Quebrar a rotina da semana de trabalho, chegar em casa e fazer aquele pão com ovo acompanhado por um café forte, lavar as louças, tirar as roupas do varal, interagir com os novos companheiros que a árvore ao lado oferece, olhar para cada canto da casa e pensar no que mudar, trocar de lugar, modificar, reinventar ou, apenas, contemplar, são simples ações que a revigoram. Ela, que há um mês chegava em sua nova moradia. Mas esta trajetória não foi nada fácil. Tornou-se necessário que desapegasse e tivesse coragem (não nesta mesma ordem; o leitor escolhe), jogasse fora o que já não lhe servisse mais, mudasse de posição subjetiva, terminasse um relacionamento e redescobrisse a mulher que nascia ali.

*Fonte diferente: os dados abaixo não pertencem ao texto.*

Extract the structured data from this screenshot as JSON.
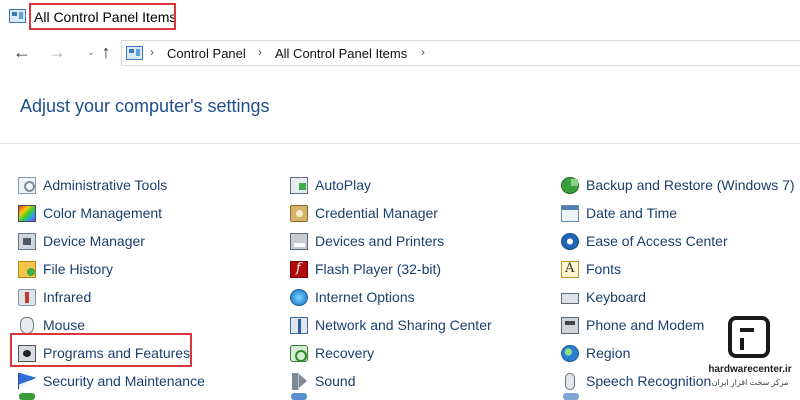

Toda mudança acarreta uma série de descobertas. E estas têm a capacidade de tornar qualquer ser humano melhor. Com Ela não foi diferente, passou a ganhar plantas e a gostar de cuidar delas; sua casa empoderou-se de uma energia antes nunca surgida, a energia de um lar, que batia na porta branca, que dava para a rua e para a árvore que a rua a presenteava.

Era a primeira vez que morava sozinha. E havia nisto algo de encantador e amedrontador também. Estar só e permanecer só são duas situações que requerem muito cuidado, atenção e amor. E Ela sabia disso e agora sentia também. Criou um, dentre inúmeros rituais para lidar consigo mesma: ligava o som e escolhia o álbum Transa, do Caetano, acendia incensos e velas pela casa, e sua imaginação e sentimentos se misturavam às fumaças daquilo que a fazia sentir-se leve. E dançava e se tocava e se amava. E todo o resto não importava, porque era o mundo dela que, naquele momento, precisava de toda a sua atenção.

Faltava apenas poucos dias para seu aniversário, mas Ela sentia que seu presente já havia ganhado: estar consigo mesma. Relia, neste momento, ‘A Insustentável Leveza do Ser’, onde o autor Milan Kundera divide com o enredo e os personagens a sua própria percepção do romance em si. Este ritual que mostrava a Ela a energia do feminino, fazia com que se sentisse um pouco mais tranquila, em relação a si mesma e em relação aos seus romances. Ela ainda não sabia, mas estava se preparando para dali a poucos dias, viver uma linda e intensa história de amor.

Enquanto isso, Ela desejava para esta primavera e para a vida, saúde, sabedoria, amor, autoconhecimento, alegria, independência, sessões de análise, happy hour, discussões de relações (afinal, sem elas o que seriam das relações?!), andanças, intensidade, viagens, descobertas, redescobertas, puxadas de orelha (para não perder o foco), infinitos banhos de mar, pra renovar e, principalmente, pessoas do bem por perto!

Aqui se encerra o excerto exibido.